The British Columbia government has cleared the way for a special prosecutor to lay polygamy charges linked to the RCMP investigation in the southeastern B.C. community of Bountiful.

Peter Wilson was appointed by the province's criminal justice branch earlier this year to examine possible charges related to the movement of teen brides across the U.S. border to marry much older men.

But he was not given the mandate to consider polygamy charges, despite a landmark court decision last November that concluded the anti-polygamy law is constitutional.

The government is now expanding Wilson's powers, Attorney General Shirley Bond said Monday as she announced the province has elected not to ask a higher court to review last year's B.C. Supreme Court decision.

The move enables Wilson to look into further charges.

The court found that the harm polygamy causes to women and children outweighs the law's violation of the right to religious freedom.

Provincial lawyers say the lower court ruling is powerful enough to support criminal charges against those in polygamous relationships without getting the opinion of a higher court, Bond said.

"The true victims of polygamy are the women and children this trial court decision protects," Bond said in a statement.

She said the province weighed the consideration to appeal against the impact of more court proceedings involving people who have experienced polygamy first-hand.

Wilson will now independently review any information brought forward from the ongoing RCMP investigation to determine if the evidence warrants going ahead with polygamy or other charges, Bond said.

Nick Bala, a law professor at Queen's University in Kingston, Ont., said he agrees with Bond that the court's ruling was persuasive.
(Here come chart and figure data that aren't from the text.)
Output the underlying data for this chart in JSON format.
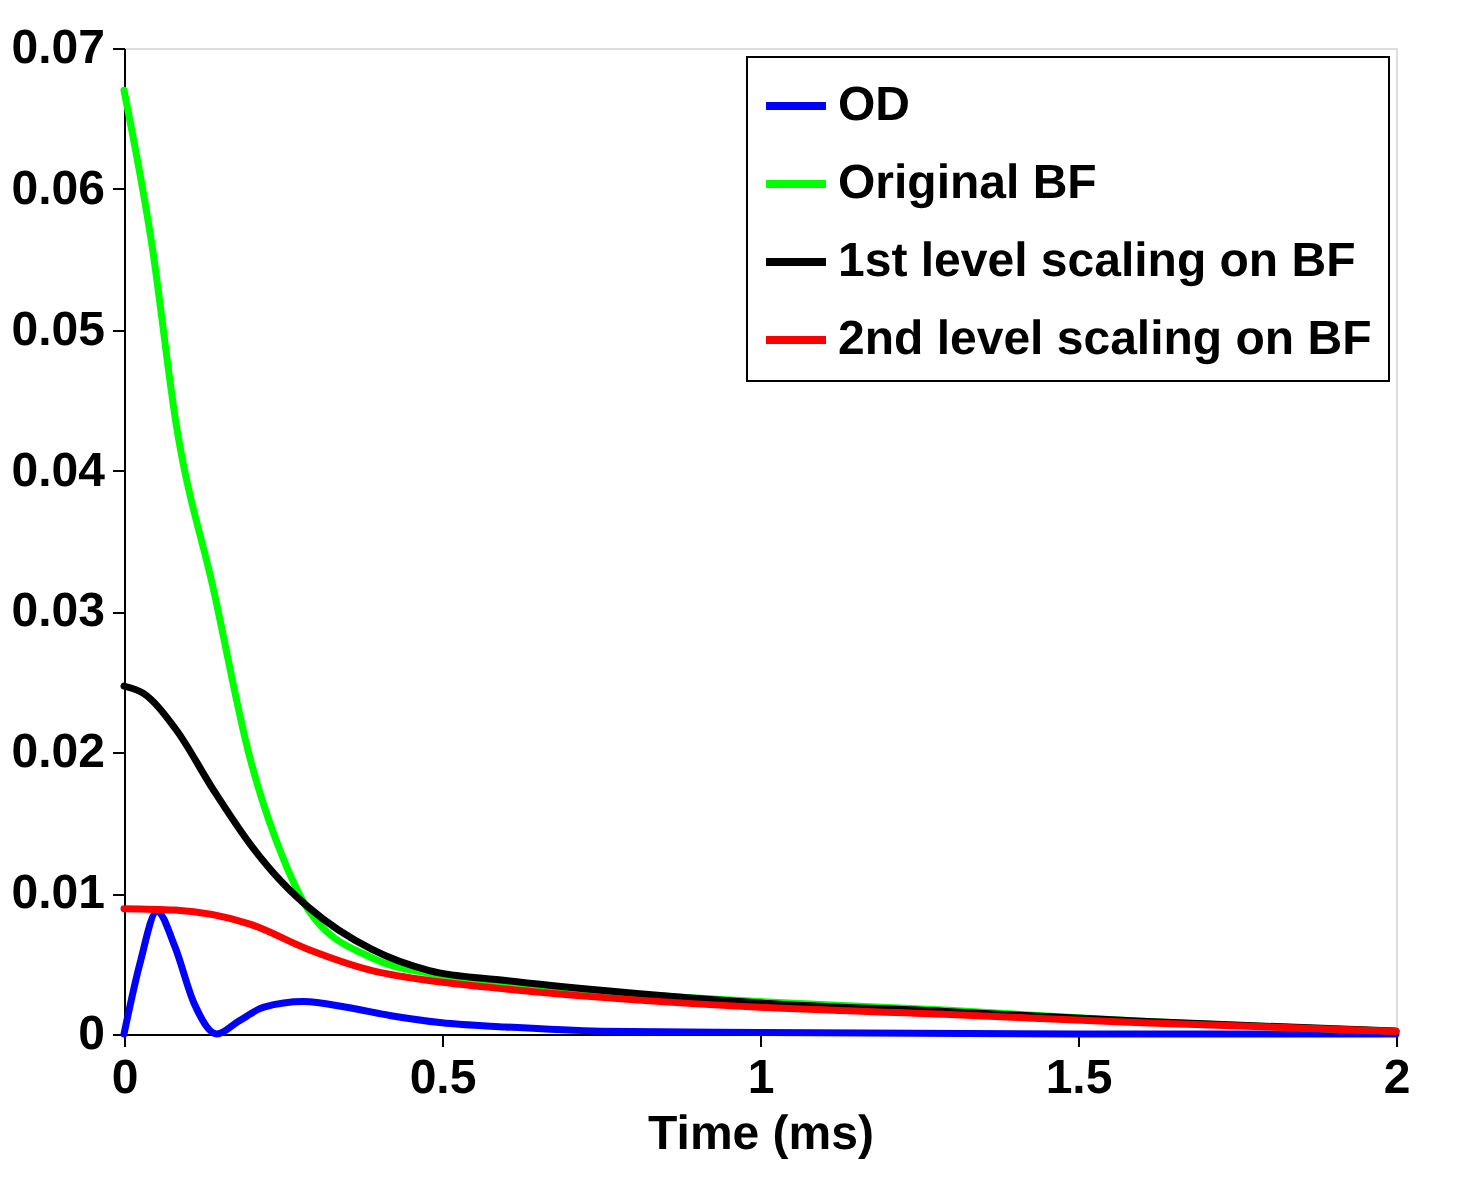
{
  "chart_data": {
    "type": "line",
    "xlabel": "Time (ms)",
    "xlim": [
      0,
      2
    ],
    "xticks": [
      0,
      0.5,
      1,
      1.5,
      2
    ],
    "ylim": [
      0,
      0.07
    ],
    "yticks": [
      0,
      0.01,
      0.02,
      0.03,
      0.04,
      0.05,
      0.06,
      0.07
    ],
    "grid": false,
    "legend": "top right",
    "marker": "none",
    "line_style": "solid",
    "series": [
      {
        "name": "OD",
        "color": "#0000ff",
        "x": [
          0,
          0.025,
          0.052,
          0.08,
          0.11,
          0.146,
          0.18,
          0.22,
          0.282,
          0.35,
          0.42,
          0.5,
          0.6,
          0.75,
          1.0,
          1.5,
          2.0
        ],
        "values": [
          0,
          0.005,
          0.0087,
          0.0062,
          0.0022,
          0,
          0.0009,
          0.0019,
          0.0023,
          0.0019,
          0.0013,
          0.0008,
          0.0005,
          0.0002,
          0.0001,
          0,
          0
        ]
      },
      {
        "name": "Original BF",
        "color": "#00ff00",
        "x": [
          0,
          0.044,
          0.082,
          0.141,
          0.198,
          0.25,
          0.29,
          0.39,
          0.48,
          0.6,
          0.75,
          1.0,
          1.29,
          1.6,
          2.0
        ],
        "values": [
          0.067,
          0.056,
          0.0433,
          0.0315,
          0.0196,
          0.0125,
          0.0088,
          0.0054,
          0.0043,
          0.0036,
          0.003,
          0.0023,
          0.0017,
          0.0009,
          0.0002
        ]
      },
      {
        "name": "1st level scaling on BF",
        "color": "#000000",
        "x": [
          0,
          0.03,
          0.082,
          0.141,
          0.198,
          0.25,
          0.29,
          0.39,
          0.48,
          0.6,
          0.75,
          1.0,
          1.29,
          1.6,
          2.0
        ],
        "values": [
          0.0247,
          0.0242,
          0.0216,
          0.0173,
          0.0135,
          0.0107,
          0.009,
          0.006,
          0.0045,
          0.0038,
          0.0031,
          0.0022,
          0.0016,
          0.0009,
          0.0002
        ]
      },
      {
        "name": "2nd level scaling on BF",
        "color": "#ff0000",
        "x": [
          0,
          0.08,
          0.198,
          0.29,
          0.39,
          0.48,
          0.6,
          0.75,
          1.0,
          1.29,
          1.6,
          2.0
        ],
        "values": [
          0.0089,
          0.0088,
          0.0078,
          0.006,
          0.0045,
          0.0038,
          0.0032,
          0.0026,
          0.0019,
          0.0014,
          0.0008,
          0.0002
        ]
      }
    ]
  }
}
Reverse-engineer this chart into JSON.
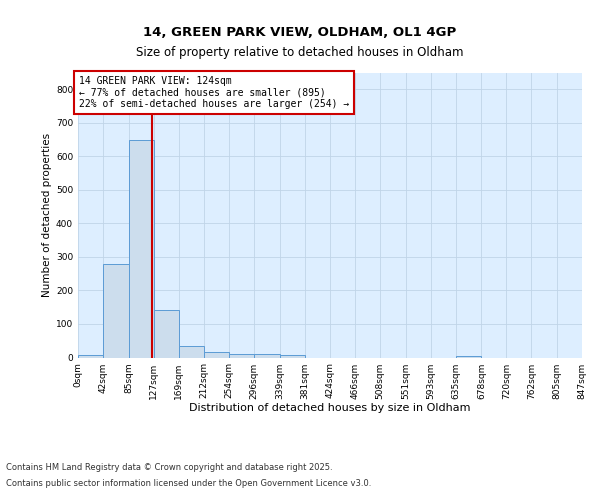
{
  "title1": "14, GREEN PARK VIEW, OLDHAM, OL1 4GP",
  "title2": "Size of property relative to detached houses in Oldham",
  "xlabel": "Distribution of detached houses by size in Oldham",
  "ylabel": "Number of detached properties",
  "bin_edges": [
    0,
    42,
    85,
    127,
    169,
    212,
    254,
    296,
    339,
    381,
    424,
    466,
    508,
    551,
    593,
    635,
    678,
    720,
    762,
    805,
    847
  ],
  "bar_heights": [
    8,
    278,
    648,
    142,
    35,
    15,
    10,
    10,
    8,
    0,
    0,
    0,
    0,
    0,
    0,
    5,
    0,
    0,
    0,
    0
  ],
  "bar_color": "#ccdded",
  "bar_edge_color": "#5b9bd5",
  "property_size": 124,
  "vline_color": "#cc0000",
  "annotation_text": "14 GREEN PARK VIEW: 124sqm\n← 77% of detached houses are smaller (895)\n22% of semi-detached houses are larger (254) →",
  "annotation_box_color": "#ffffff",
  "annotation_border_color": "#cc0000",
  "grid_color": "#c0d4e8",
  "background_color": "#ddeeff",
  "ylim": [
    0,
    850
  ],
  "yticks": [
    0,
    100,
    200,
    300,
    400,
    500,
    600,
    700,
    800
  ],
  "footer1": "Contains HM Land Registry data © Crown copyright and database right 2025.",
  "footer2": "Contains public sector information licensed under the Open Government Licence v3.0.",
  "tick_labels": [
    "0sqm",
    "42sqm",
    "85sqm",
    "127sqm",
    "169sqm",
    "212sqm",
    "254sqm",
    "296sqm",
    "339sqm",
    "381sqm",
    "424sqm",
    "466sqm",
    "508sqm",
    "551sqm",
    "593sqm",
    "635sqm",
    "678sqm",
    "720sqm",
    "762sqm",
    "805sqm",
    "847sqm"
  ],
  "title1_fontsize": 9.5,
  "title2_fontsize": 8.5,
  "xlabel_fontsize": 8,
  "ylabel_fontsize": 7.5,
  "tick_fontsize": 6.5,
  "annotation_fontsize": 7,
  "footer_fontsize": 6
}
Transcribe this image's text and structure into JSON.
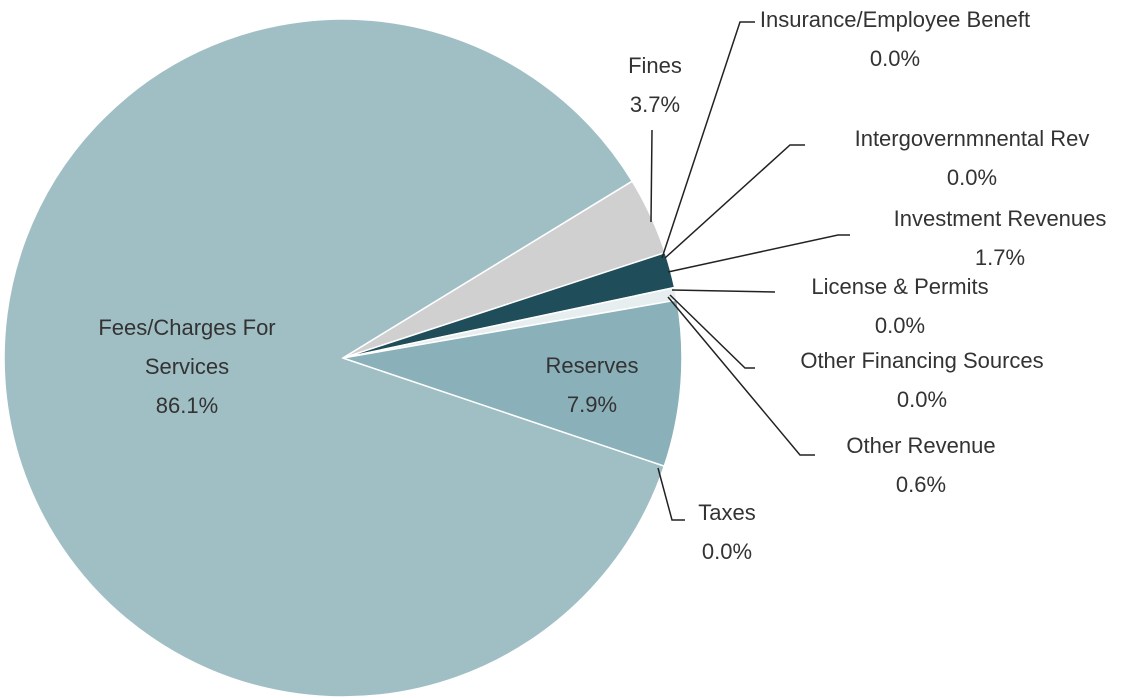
{
  "chart_data": {
    "type": "pie",
    "categories": [
      "Fees/Charges For Services",
      "Fines",
      "Insurance/Employee Beneft",
      "Intergovernmnental Rev",
      "Investment Revenues",
      "License & Permits",
      "Other Financing Sources",
      "Other Revenue",
      "Reserves",
      "Taxes"
    ],
    "values": [
      86.1,
      3.7,
      0.0,
      0.0,
      1.7,
      0.0,
      0.0,
      0.6,
      7.9,
      0.0
    ],
    "value_labels": [
      "86.1%",
      "3.7%",
      "0.0%",
      "0.0%",
      "1.7%",
      "0.0%",
      "0.0%",
      "0.6%",
      "7.9%",
      "0.0%"
    ],
    "colors": [
      "#a0bfc4",
      "#d0d0d0",
      "#5f7f86",
      "#3d6670",
      "#1f4e5a",
      "#b7cdd1",
      "#c9d9dc",
      "#e6eef0",
      "#8ab0b9",
      "#7fa3ab"
    ],
    "start_angle": 108.6
  }
}
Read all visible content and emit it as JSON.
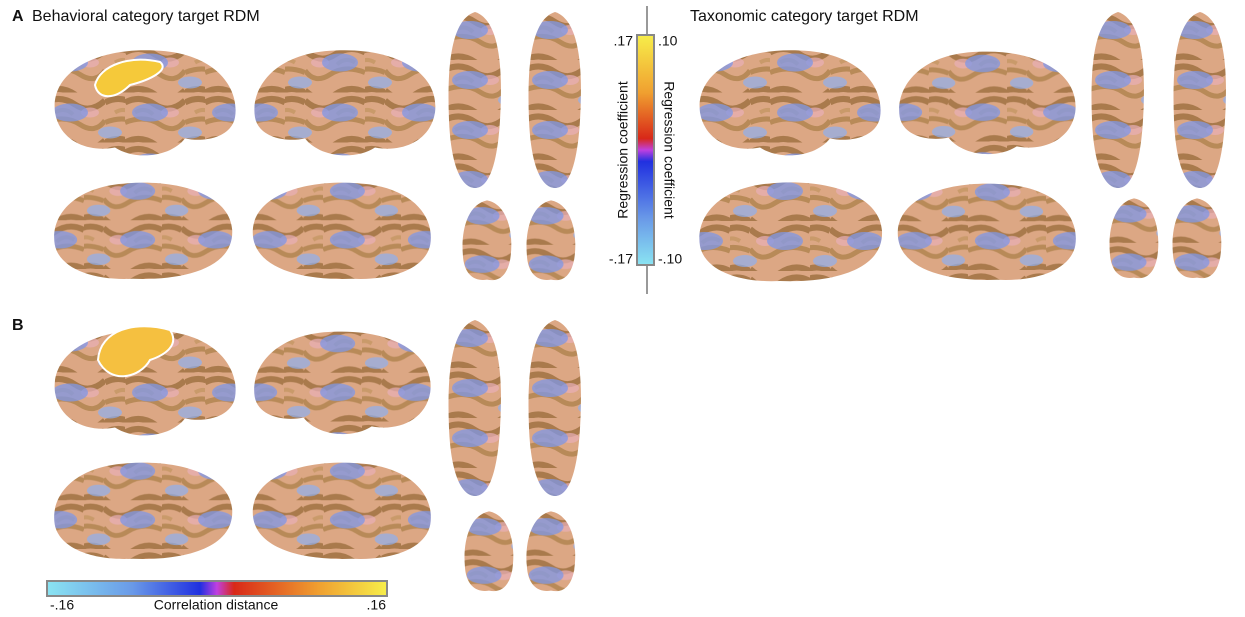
{
  "panels": [
    {
      "label": "A",
      "titles": [
        "Behavioral category target RDM",
        "Taxonomic category target RDM"
      ]
    },
    {
      "label": "B"
    }
  ],
  "regression_colorbar": {
    "left_labels": {
      "top": ".17",
      "bottom": "-.17"
    },
    "right_labels": {
      "top": ".10",
      "bottom": "-.10"
    },
    "titles": [
      "Regression coefficient",
      "Regression coefficient"
    ]
  },
  "correlation_colorbar": {
    "min_label": "-.16",
    "title": "Correlation distance",
    "max_label": ".16"
  }
}
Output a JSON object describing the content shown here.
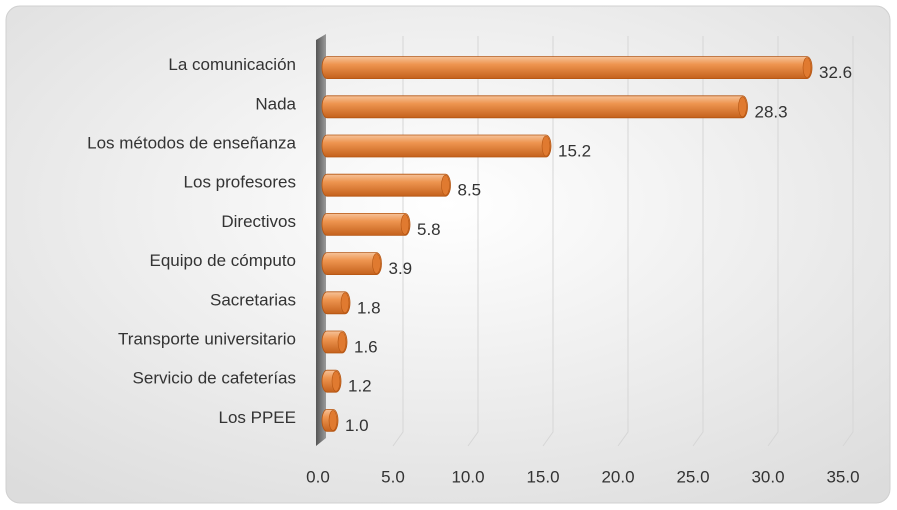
{
  "chart_data": {
    "type": "bar",
    "orientation": "horizontal",
    "categories": [
      "La comunicación",
      "Nada",
      "Los métodos de enseñanza",
      "Los profesores",
      "Directivos",
      "Equipo de cómputo",
      "Sacretarias",
      "Transporte universitario",
      "Servicio de cafeterías",
      "Los PPEE"
    ],
    "values": [
      32.6,
      28.3,
      15.2,
      8.5,
      5.8,
      3.9,
      1.8,
      1.6,
      1.2,
      1.0
    ],
    "value_labels": [
      "32.6",
      "28.3",
      "15.2",
      "8.5",
      "5.8",
      "3.9",
      "1.8",
      "1.6",
      "1.2",
      "1.0"
    ],
    "color": "#e8843c",
    "xlim": [
      0,
      35
    ],
    "xticks": [
      {
        "value": 0,
        "label": "0.0"
      },
      {
        "value": 5,
        "label": "5.0"
      },
      {
        "value": 10,
        "label": "10.0"
      },
      {
        "value": 15,
        "label": "15.0"
      },
      {
        "value": 20,
        "label": "20.0"
      },
      {
        "value": 25,
        "label": "25.0"
      },
      {
        "value": 30,
        "label": "30.0"
      },
      {
        "value": 35,
        "label": "35.0"
      }
    ],
    "grid": true
  }
}
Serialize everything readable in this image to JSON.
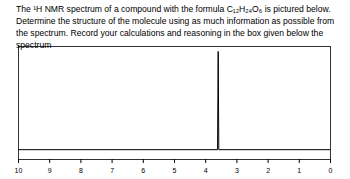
{
  "chart_data": {
    "type": "line",
    "title": "The ¹H NMR spectrum of a compound with the formula C₁₂H₂₄O₆ is pictured below. Determine the structure of the molecule using as much information as possible from the spectrum. Record your calculations and reasoning in the box given below the spectrum",
    "x": [
      10,
      3.62,
      3.6,
      3.58,
      0
    ],
    "values": [
      0,
      0,
      1,
      0,
      0
    ],
    "color": "#000000",
    "xlim": [
      10,
      0
    ],
    "xticks": [
      10,
      9,
      8,
      7,
      6,
      5,
      4,
      3,
      2,
      1,
      0
    ],
    "ylim": [
      -0.1,
      1.05
    ],
    "tick_labels": "x"
  }
}
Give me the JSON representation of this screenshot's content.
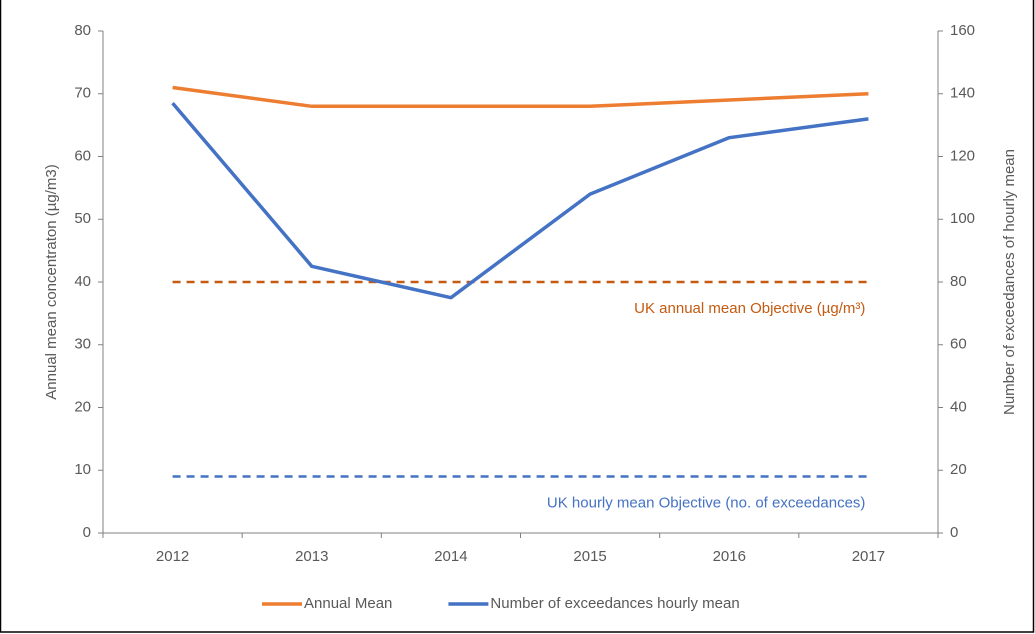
{
  "chart_data": {
    "type": "line",
    "categories": [
      "2012",
      "2013",
      "2014",
      "2015",
      "2016",
      "2017"
    ],
    "series": [
      {
        "name": "Annual Mean",
        "color": "#ed7d31",
        "values": [
          71,
          68,
          68,
          68,
          69,
          70
        ]
      },
      {
        "name": "Number of exceedances hourly mean",
        "color": "#4472c4",
        "axis": "y2",
        "values": [
          137,
          85,
          75,
          108,
          126,
          132
        ]
      }
    ],
    "ylabel": "Annual mean concentraton (µg/m3)",
    "y2label": "Number of exceedances of hourly mean",
    "ylim": [
      0,
      80
    ],
    "yticks": [
      0,
      10,
      20,
      30,
      40,
      50,
      60,
      70,
      80
    ],
    "y2lim": [
      0,
      160
    ],
    "y2ticks": [
      0,
      20,
      40,
      60,
      80,
      100,
      120,
      140,
      160
    ],
    "reference_lines": [
      {
        "value": 40,
        "axis": "y",
        "color": "#c55a11",
        "label": "UK annual mean Objective (µg/m³)"
      },
      {
        "value": 18,
        "axis": "y2",
        "color": "#4472c4",
        "label": "UK hourly mean Objective (no. of exceedances)"
      }
    ],
    "legend": "bottom"
  }
}
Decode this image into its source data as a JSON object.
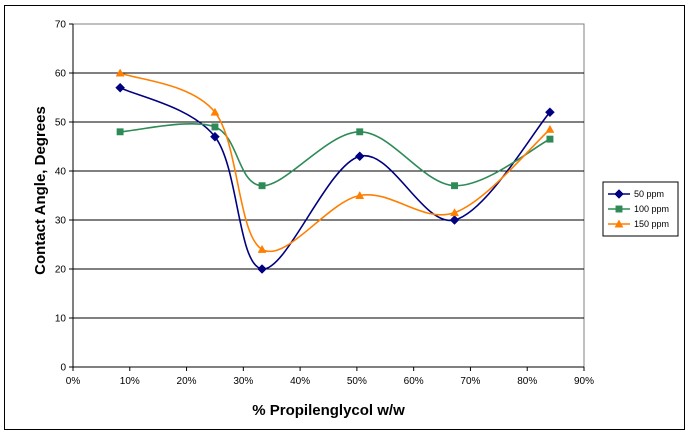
{
  "chart_data": {
    "type": "line",
    "title": "",
    "xlabel": "% Propilenglycol w/w",
    "ylabel": "Contact Angle, Degrees",
    "xlim": [
      0,
      90
    ],
    "ylim": [
      0,
      70
    ],
    "x_ticks": [
      0,
      10,
      20,
      30,
      40,
      50,
      60,
      70,
      80,
      90
    ],
    "x_tick_labels": [
      "0%",
      "10%",
      "20%",
      "30%",
      "40%",
      "50%",
      "60%",
      "70%",
      "80%",
      "90%"
    ],
    "y_ticks": [
      0,
      10,
      20,
      30,
      40,
      50,
      60,
      70
    ],
    "y_tick_labels": [
      "0",
      "10",
      "20",
      "30",
      "40",
      "50",
      "60",
      "70"
    ],
    "grid": "horizontal",
    "smooth": true,
    "legend_position": "right",
    "series": [
      {
        "name": "50 ppm",
        "color": "#000080",
        "marker": "diamond",
        "x": [
          8.3,
          25,
          33.3,
          50.5,
          67.2,
          84
        ],
        "y": [
          57,
          47,
          20,
          43,
          30,
          52
        ]
      },
      {
        "name": "100 ppm",
        "color": "#2e8b57",
        "marker": "square",
        "x": [
          8.3,
          25,
          33.3,
          50.5,
          67.2,
          84
        ],
        "y": [
          48,
          49,
          37,
          48,
          37,
          46.5
        ]
      },
      {
        "name": "150 ppm",
        "color": "#ff7f00",
        "marker": "triangle",
        "x": [
          8.3,
          25,
          33.3,
          50.5,
          67.2,
          84
        ],
        "y": [
          60,
          52,
          24,
          35,
          31.5,
          48.5
        ]
      }
    ]
  }
}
But he said that because it was not binding, anyone charged with polygamy could raise the constitutionality argument again.

"It's possible they will have to relitigate it," said Bala, who provided affidavit evidence at the constitutional hearings but wasn't asked to testify.

It's also possible the prosecutor may instead elect to recommend associated charges that don't hinge on the constitutional argument, he added.

"There could well be sexual offence prosecutions here arising out of the polygamous relationships but not involving a charge of polygamy per se," he said.

Opposition New Democrat attorney general critic Leonard Krog called the government's decision welcome news, adding he now expects charges to be laid in the near future.

"It is now up to the government to vigorously pursue this," he said in Victoria. "How long can you allow this to continue? We know that children have been exploited in British Columbia for a very long time."

Even before the polygamy decision was released last year, Mounties sent investigators to the United States when criminal allegations surfaced during the court case.

The court heard that more than two dozen girls as young as 12 were shipped south to marry older men, including Warren Jeffs, the once-powerful leader of the Fundamentalist Church of Jesus Christ of Latter-Day Saints.

Jeffs has since been sentenced to life in prison for sexually assaulting two teenage girls.

Two leaders of a breakaway Mormon sect in Bountiful were charged in 2009 with practising polygamy, but those charges were thrown out on a technicality. The case, involving Winston Blackmore and James Oler, triggered the constitutional reference and uncovered the movement of the child brides.

Blackmore is also fighting allegations in federal Tax Court that he should have claimed and extra $1.5 million in income over five years starting in 2000.

Blackmore believes his community should have special tax status, such as those in Hutterite communities have in Canada.

He told the Tax Court in January that he had 22 wives and at least 67 children.